Is PIT with search slicing is the best method to paginate?

Versions (relevant - OpenSearch/Dashboard/Server OS/Browser):
Open Search 2.6

Describe the issue:
I have more than 1 million hits,
So to paginate them to jump from a page to a non-consecutive page, I used search slicing with PIT which has the slice ID and a max value which is maximum slices(pages) My queries are:
To calculate the number of pages, I need to get the total hits captured during the PIT id creation.
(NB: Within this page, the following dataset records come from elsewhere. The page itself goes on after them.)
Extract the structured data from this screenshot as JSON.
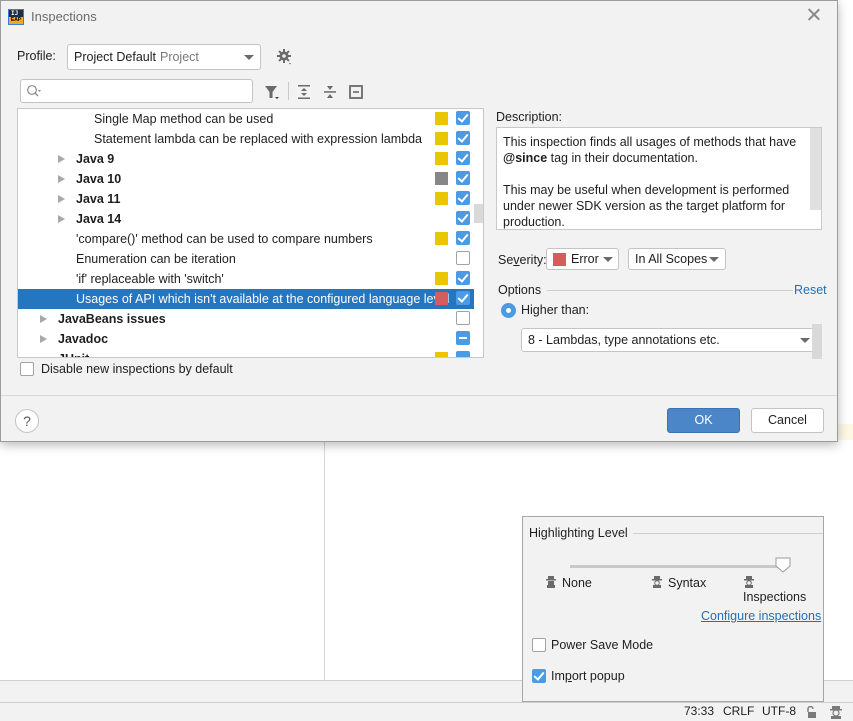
{
  "dialog": {
    "title": "Inspections",
    "profile_label": "Profile:",
    "profile_value": "Project Default",
    "profile_scope": "Project",
    "search_placeholder": "",
    "tree": [
      {
        "label": "Single Map method can be used",
        "indent": 3,
        "bold": false,
        "arrow": "none",
        "severity_color": "#e8c600",
        "check": "on",
        "selected": false
      },
      {
        "label": "Statement lambda can be replaced with expression lambda",
        "indent": 3,
        "bold": false,
        "arrow": "none",
        "severity_color": "#e8c600",
        "check": "on",
        "selected": false
      },
      {
        "label": "Java 9",
        "indent": 2,
        "bold": true,
        "arrow": "right",
        "severity_color": "#e8c600",
        "check": "on",
        "selected": false
      },
      {
        "label": "Java 10",
        "indent": 2,
        "bold": true,
        "arrow": "right",
        "severity_color": "#878787",
        "check": "on",
        "selected": false
      },
      {
        "label": "Java 11",
        "indent": 2,
        "bold": true,
        "arrow": "right",
        "severity_color": "#e8c600",
        "check": "on",
        "selected": false
      },
      {
        "label": "Java 14",
        "indent": 2,
        "bold": true,
        "arrow": "right",
        "severity_color": null,
        "check": "on",
        "selected": false
      },
      {
        "label": "'compare()' method can be used to compare numbers",
        "indent": 2,
        "bold": false,
        "arrow": "none",
        "severity_color": "#e8c600",
        "check": "on",
        "selected": false
      },
      {
        "label": "Enumeration can be iteration",
        "indent": 2,
        "bold": false,
        "arrow": "none",
        "severity_color": null,
        "check": "off",
        "selected": false
      },
      {
        "label": "'if' replaceable with 'switch'",
        "indent": 2,
        "bold": false,
        "arrow": "none",
        "severity_color": "#e8c600",
        "check": "on",
        "selected": false
      },
      {
        "label": "Usages of API which isn't available at the configured language level",
        "indent": 2,
        "bold": false,
        "arrow": "none",
        "severity_color": "#d55d5d",
        "check": "on",
        "selected": true
      },
      {
        "label": "JavaBeans issues",
        "indent": 1,
        "bold": true,
        "arrow": "right",
        "severity_color": null,
        "check": "off",
        "selected": false
      },
      {
        "label": "Javadoc",
        "indent": 1,
        "bold": true,
        "arrow": "right",
        "severity_color": null,
        "check": "partial",
        "selected": false
      },
      {
        "label": "JUnit",
        "indent": 1,
        "bold": true,
        "arrow": "down",
        "severity_color": "#e8c600",
        "check": "partial",
        "selected": false
      }
    ],
    "disable_new_label": "Disable new inspections by default",
    "description_label": "Description:",
    "description_p1_pre": "This inspection finds all usages of methods that have ",
    "description_p1_bold": "@since",
    "description_p1_post": " tag in their documentation.",
    "description_p2": "This may be useful when development is performed under newer SDK version as the target platform for production.",
    "severity_label_pre": "Se",
    "severity_label_u": "v",
    "severity_label_post": "erity:",
    "severity_value": "Error",
    "severity_color": "#d55d5d",
    "scope_value": "In All Scopes",
    "options_label": "Options",
    "reset_label": "Reset",
    "radio_label": "Higher than:",
    "language_level": "8 - Lambdas, type annotations etc.",
    "help_label": "?",
    "ok_label": "OK",
    "cancel_label": "Cancel"
  },
  "popup": {
    "title": "Highlighting Level",
    "levels": [
      "None",
      "Syntax",
      "Inspections"
    ],
    "selected_level": "Inspections",
    "configure_link": "Configure inspections",
    "power_save_label": "Power Save Mode",
    "power_save_checked": false,
    "import_popup_label": "Import popup",
    "import_popup_checked": true
  },
  "statusbar": {
    "position": "73:33",
    "line_separator": "CRLF",
    "encoding": "UTF-8"
  }
}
This total hit count will be helpful for me to decide the max value in search slicing.
Consider the below example I have total of 49,000 hits so with PIT and search slicing , I mentioned the query as below,
REQUEST:
GET /_search
{

“slice”: {
“id”: 4,
“max”: 5
},
“pit”: {
“id”: “w97JyWEFoNzJOWUJGxdHN1QQAWMWN3TVhsby1RdUtHLUx”
}}

RESPONSE:
{
“pit_id”: "w97JyWEFoNzJOWUJGxdHN1QQAWMWN3TVhsby1RdUtHLUx,
“took”: 4,
“timed_out”: false,
“_shards”: {
“total”: 5,
“successful”: 5,
“skipped”: 0,
“failed”: 0
},
“hits”: {
“total”: {
“value”: 9587,
“relation”: “eq”
},
“max_score”: 1,
“hits”: [
{
“_index”: “unitcase-2023.08.09”,
“_id”: “mJqZ3IkBzwDCUDA2eXbl”,
“_score”: 1,
“_source”: {
“@timestamp”: “2023-08-09T23:19:50.794Z”,
“log”: “Reboot failed”
“service_name”: “Hostdb”
}
}
Above response shows value as 9587, but I got only 10 hits do I need to specify the size field in search slicing.
Is PIT with search slicing is the best method to paginate??

Hi Raji,

Yes, you can specify size to control the page size of the page you’re getting. You can also get the next page if you use search_after: Point in Time - OpenSearch documentation

Whether PIT with slices is the best way to paginate or not - that would depend on exactly what you need to achieve.

Hi Radu,

Thanks for the clarification in search slicing, the size value is not working please look into the below query,
My total hit count is: 37,836
Now when I use search slice with PIT for a max of 100 page, the slicing method automatically splits the hits to the 100 page and the size parameter we provide in the query doesn’t work,

Query:
GET /_search
{
“slice”: {
“id”: 1,
“max”: 100
},
“size”:5000,
“pit”: {
“id”: “w979QAkScxxxxxxxxxxxxxxxxxxxxxd181VjZhUQAA”
}
}

RESPONSE:
“hits”: {
“total”: {
“value”: 3435,
“relation”: “eq”

And for id:2 we have value:3256 likewise the hits value keeps changes when we slice and the size parameter is not considered.

Hi Raji,

If you have 100 slices, then you’ll have an average of 3.7K results per slice. If your page says 5000, you won’t get the full page, just the share of 3.7K. I think that’s an OK behavior because “size” effectively means “get top N documents”, but if there are M<N documents available, you’ll get M.

1 Like